Any other programs or logs that are still remaining, you can manually delete. (right click.....Delete)
IE: RogueKiller.exe, RKreport.txt, RK_Quarantine folder, C:\FRST folder, FRST-OlderVersion folder, MBAR folder, etc....AdwCleaner > just run the program and click uninstall.

 
If there are any other left over Folders, Files, Logs then you can delete them on your own.
 
Please visit the following link to see how to delete old System Restore Points. Please delete all of them and create a new one at this time.
How to Delete System Protection Restore Points in Windows 7 and Windows 8

Remove all but the most recent Restore Point on Windows XP

As Java seems to get exploited on a regular basis I advise not using Java if possible but to at least disable java in your web browsers
How do I disable Java in my web browser? - Disable Java

A lot of reading here but if you take the time to read a bit of it you'll see why/how infections and general damage are so easily inflicted on the computer. There is also advice on how to prevent it and keep the system working well. Don't forget about good, solid backups of your data to an external drive that is not connected except when backing up your data. If you leave a backup drive connected and you do get infected it can easily damage, encrypt, delete, or corrupt your backups as well and then you'd lose all data.
Nothing is 100% bulletproof but with a little bit of education you can certainly swing things in your favor.

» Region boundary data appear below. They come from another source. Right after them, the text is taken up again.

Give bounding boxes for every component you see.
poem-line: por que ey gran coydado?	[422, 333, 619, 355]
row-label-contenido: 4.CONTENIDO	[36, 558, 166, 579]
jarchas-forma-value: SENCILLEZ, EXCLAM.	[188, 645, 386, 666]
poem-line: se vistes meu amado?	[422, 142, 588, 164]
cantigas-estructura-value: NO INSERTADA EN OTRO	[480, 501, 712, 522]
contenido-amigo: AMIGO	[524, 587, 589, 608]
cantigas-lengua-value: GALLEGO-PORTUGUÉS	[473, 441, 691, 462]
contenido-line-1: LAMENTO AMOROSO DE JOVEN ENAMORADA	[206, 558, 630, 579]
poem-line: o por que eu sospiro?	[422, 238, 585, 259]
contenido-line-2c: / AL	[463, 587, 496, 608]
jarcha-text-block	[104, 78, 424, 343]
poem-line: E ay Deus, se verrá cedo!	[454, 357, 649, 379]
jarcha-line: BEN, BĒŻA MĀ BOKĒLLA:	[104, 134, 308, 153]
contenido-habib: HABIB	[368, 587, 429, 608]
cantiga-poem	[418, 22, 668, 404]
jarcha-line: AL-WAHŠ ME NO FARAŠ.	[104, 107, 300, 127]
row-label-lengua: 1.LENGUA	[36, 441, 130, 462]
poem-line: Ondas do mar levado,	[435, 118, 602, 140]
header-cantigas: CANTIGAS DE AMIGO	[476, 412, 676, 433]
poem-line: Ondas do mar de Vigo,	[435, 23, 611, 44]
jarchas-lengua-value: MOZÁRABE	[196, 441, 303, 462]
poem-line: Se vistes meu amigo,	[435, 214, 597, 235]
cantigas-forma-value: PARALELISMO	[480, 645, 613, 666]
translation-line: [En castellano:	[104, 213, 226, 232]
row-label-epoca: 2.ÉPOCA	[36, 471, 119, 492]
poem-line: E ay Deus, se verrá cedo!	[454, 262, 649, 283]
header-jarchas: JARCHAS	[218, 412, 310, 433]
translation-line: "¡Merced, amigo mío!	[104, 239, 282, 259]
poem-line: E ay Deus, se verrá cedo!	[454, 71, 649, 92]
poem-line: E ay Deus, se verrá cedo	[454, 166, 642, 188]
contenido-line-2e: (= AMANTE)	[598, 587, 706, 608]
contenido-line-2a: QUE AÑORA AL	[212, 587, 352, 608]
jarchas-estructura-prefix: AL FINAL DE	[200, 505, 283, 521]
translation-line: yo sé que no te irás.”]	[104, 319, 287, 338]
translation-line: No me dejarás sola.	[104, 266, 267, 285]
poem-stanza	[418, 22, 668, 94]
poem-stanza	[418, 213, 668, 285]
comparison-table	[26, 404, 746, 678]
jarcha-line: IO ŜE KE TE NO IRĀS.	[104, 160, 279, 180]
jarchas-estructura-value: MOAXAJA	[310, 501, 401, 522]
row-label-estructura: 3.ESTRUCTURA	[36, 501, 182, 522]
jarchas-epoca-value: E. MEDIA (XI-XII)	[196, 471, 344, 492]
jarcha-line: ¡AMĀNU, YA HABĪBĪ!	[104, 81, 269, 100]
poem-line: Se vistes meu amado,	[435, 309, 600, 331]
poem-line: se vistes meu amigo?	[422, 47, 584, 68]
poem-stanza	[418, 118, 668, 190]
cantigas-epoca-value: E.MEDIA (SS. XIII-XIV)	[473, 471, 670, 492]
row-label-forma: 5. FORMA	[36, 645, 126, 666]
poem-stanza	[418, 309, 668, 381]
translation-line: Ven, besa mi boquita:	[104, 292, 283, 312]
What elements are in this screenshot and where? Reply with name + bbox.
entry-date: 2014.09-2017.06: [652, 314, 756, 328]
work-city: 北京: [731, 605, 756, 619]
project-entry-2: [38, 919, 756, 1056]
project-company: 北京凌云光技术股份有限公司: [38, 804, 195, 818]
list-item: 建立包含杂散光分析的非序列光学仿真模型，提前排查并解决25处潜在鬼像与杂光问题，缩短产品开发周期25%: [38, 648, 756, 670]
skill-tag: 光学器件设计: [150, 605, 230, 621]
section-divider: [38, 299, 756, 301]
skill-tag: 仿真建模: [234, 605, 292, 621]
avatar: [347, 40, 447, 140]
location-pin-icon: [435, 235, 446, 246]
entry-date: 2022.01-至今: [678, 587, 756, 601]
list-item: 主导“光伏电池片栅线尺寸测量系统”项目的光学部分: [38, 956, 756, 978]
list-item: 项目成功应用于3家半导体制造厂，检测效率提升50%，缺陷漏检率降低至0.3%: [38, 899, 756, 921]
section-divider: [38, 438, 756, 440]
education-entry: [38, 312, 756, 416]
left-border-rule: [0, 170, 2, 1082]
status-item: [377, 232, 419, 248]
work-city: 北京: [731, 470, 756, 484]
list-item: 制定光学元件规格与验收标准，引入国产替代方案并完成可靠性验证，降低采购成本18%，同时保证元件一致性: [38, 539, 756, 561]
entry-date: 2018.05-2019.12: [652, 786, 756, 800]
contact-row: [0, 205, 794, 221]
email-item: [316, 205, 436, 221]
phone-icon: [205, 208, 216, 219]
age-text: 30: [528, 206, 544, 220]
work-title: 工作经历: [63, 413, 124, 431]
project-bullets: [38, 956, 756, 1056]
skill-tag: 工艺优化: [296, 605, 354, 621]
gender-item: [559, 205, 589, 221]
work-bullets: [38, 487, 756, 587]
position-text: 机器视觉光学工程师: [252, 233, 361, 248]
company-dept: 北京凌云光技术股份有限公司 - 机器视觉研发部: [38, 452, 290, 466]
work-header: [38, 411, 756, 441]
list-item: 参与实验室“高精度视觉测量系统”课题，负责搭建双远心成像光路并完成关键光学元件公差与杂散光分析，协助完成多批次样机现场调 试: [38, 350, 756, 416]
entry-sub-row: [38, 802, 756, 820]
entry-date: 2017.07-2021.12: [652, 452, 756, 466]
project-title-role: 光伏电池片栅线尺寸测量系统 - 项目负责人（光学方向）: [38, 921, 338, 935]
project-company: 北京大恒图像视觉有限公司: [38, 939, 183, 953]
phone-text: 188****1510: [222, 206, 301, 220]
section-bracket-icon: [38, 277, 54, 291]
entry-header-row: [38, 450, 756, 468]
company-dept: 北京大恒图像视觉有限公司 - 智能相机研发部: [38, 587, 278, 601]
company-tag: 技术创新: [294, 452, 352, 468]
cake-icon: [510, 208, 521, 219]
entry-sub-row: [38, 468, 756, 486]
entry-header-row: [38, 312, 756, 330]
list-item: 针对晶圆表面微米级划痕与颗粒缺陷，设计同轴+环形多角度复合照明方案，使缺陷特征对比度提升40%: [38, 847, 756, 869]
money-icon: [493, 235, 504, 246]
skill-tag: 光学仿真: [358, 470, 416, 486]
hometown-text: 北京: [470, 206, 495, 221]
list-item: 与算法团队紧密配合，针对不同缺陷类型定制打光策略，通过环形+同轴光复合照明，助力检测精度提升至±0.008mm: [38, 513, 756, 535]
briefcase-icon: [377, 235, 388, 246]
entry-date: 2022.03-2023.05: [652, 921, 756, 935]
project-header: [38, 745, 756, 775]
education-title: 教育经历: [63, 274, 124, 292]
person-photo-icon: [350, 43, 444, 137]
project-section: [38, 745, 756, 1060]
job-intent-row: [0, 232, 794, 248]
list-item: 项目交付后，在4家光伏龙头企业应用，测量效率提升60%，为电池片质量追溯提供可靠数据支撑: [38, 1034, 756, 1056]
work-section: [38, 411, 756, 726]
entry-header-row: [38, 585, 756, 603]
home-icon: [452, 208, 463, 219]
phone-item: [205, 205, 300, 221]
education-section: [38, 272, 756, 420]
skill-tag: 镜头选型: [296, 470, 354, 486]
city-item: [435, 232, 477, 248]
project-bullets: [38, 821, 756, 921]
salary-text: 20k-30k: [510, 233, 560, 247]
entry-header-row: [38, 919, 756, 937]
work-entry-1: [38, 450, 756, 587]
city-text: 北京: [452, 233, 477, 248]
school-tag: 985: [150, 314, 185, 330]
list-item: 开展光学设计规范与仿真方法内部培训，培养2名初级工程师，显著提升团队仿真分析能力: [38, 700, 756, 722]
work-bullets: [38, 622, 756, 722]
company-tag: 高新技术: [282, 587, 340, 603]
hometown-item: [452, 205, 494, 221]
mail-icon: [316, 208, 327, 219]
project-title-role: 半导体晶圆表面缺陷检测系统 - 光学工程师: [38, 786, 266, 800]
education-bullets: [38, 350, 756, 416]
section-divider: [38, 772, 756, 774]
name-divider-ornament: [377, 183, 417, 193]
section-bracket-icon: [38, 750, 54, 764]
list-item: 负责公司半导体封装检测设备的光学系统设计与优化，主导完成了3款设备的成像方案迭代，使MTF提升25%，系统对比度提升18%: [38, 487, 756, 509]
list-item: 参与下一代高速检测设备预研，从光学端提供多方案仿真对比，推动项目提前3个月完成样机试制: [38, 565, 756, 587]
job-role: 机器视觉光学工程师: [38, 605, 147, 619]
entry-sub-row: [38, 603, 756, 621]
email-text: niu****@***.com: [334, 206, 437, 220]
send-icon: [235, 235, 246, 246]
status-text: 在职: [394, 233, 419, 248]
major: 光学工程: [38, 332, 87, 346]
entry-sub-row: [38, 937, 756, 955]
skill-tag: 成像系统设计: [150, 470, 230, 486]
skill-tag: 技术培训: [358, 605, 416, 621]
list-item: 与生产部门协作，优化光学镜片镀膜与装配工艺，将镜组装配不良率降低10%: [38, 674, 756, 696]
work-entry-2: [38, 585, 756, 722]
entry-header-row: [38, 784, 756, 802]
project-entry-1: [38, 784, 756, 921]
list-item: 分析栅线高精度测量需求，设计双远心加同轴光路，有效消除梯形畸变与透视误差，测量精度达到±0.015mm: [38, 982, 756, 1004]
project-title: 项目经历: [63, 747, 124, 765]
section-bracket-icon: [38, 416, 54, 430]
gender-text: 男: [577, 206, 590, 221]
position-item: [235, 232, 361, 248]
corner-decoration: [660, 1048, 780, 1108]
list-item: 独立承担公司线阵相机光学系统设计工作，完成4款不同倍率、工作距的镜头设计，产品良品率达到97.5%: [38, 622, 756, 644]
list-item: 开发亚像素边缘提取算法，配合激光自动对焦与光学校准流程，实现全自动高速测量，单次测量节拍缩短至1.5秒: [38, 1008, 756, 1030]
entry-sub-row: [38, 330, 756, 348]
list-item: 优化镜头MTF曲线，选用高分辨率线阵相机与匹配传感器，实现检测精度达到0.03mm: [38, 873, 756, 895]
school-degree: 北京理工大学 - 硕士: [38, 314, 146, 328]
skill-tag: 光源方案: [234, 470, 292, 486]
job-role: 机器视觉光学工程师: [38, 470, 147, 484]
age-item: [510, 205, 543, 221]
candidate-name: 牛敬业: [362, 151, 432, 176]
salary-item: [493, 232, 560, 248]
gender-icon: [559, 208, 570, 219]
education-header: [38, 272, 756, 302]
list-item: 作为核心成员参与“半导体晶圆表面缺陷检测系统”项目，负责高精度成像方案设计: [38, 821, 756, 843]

• How Malware Spreads - How did I get infected
• Best Practices for Safe Computing - Prevention of Malware Infection
• Avoiding those unwanted free applications
• A close look at how Oracle installs deceptive software with Java updates
• IAC / Ask.com toolbars
• Malwarebytes Unpacked Blog

If you're not currently using Malwarebytes Premium then you may want to consider purchasing the product which can also help greatly reduce the risk of a future infection.

 

[Brett]

Thank you for your help Ron.  I'm taking it that MBAM did its job by blocking the incoming probes.  However, I greatly appreciate you taking the time to guide me in making sure my computer wasn't infected, as well as tidying things up.  Also, it looks like your suggestions for the Volume Shadow Copy errors have worked, as I have yet to see any additional errors in the event viewer since making the changes.

Thanks again, Brett

[AdvancedSetup]

You're quite welcome. Glad all is working better now overall. Take care and stay safe out there.

Ron

 

[AdvancedSetup]

Glad we could help. :)If you need this topic reopened, please send a Private Message to any one of the moderating team members. Please include a link to this thread with your request. This applies only to the originator of this thread.Other members who need assistance please start your own topic in a new thread. Thanks!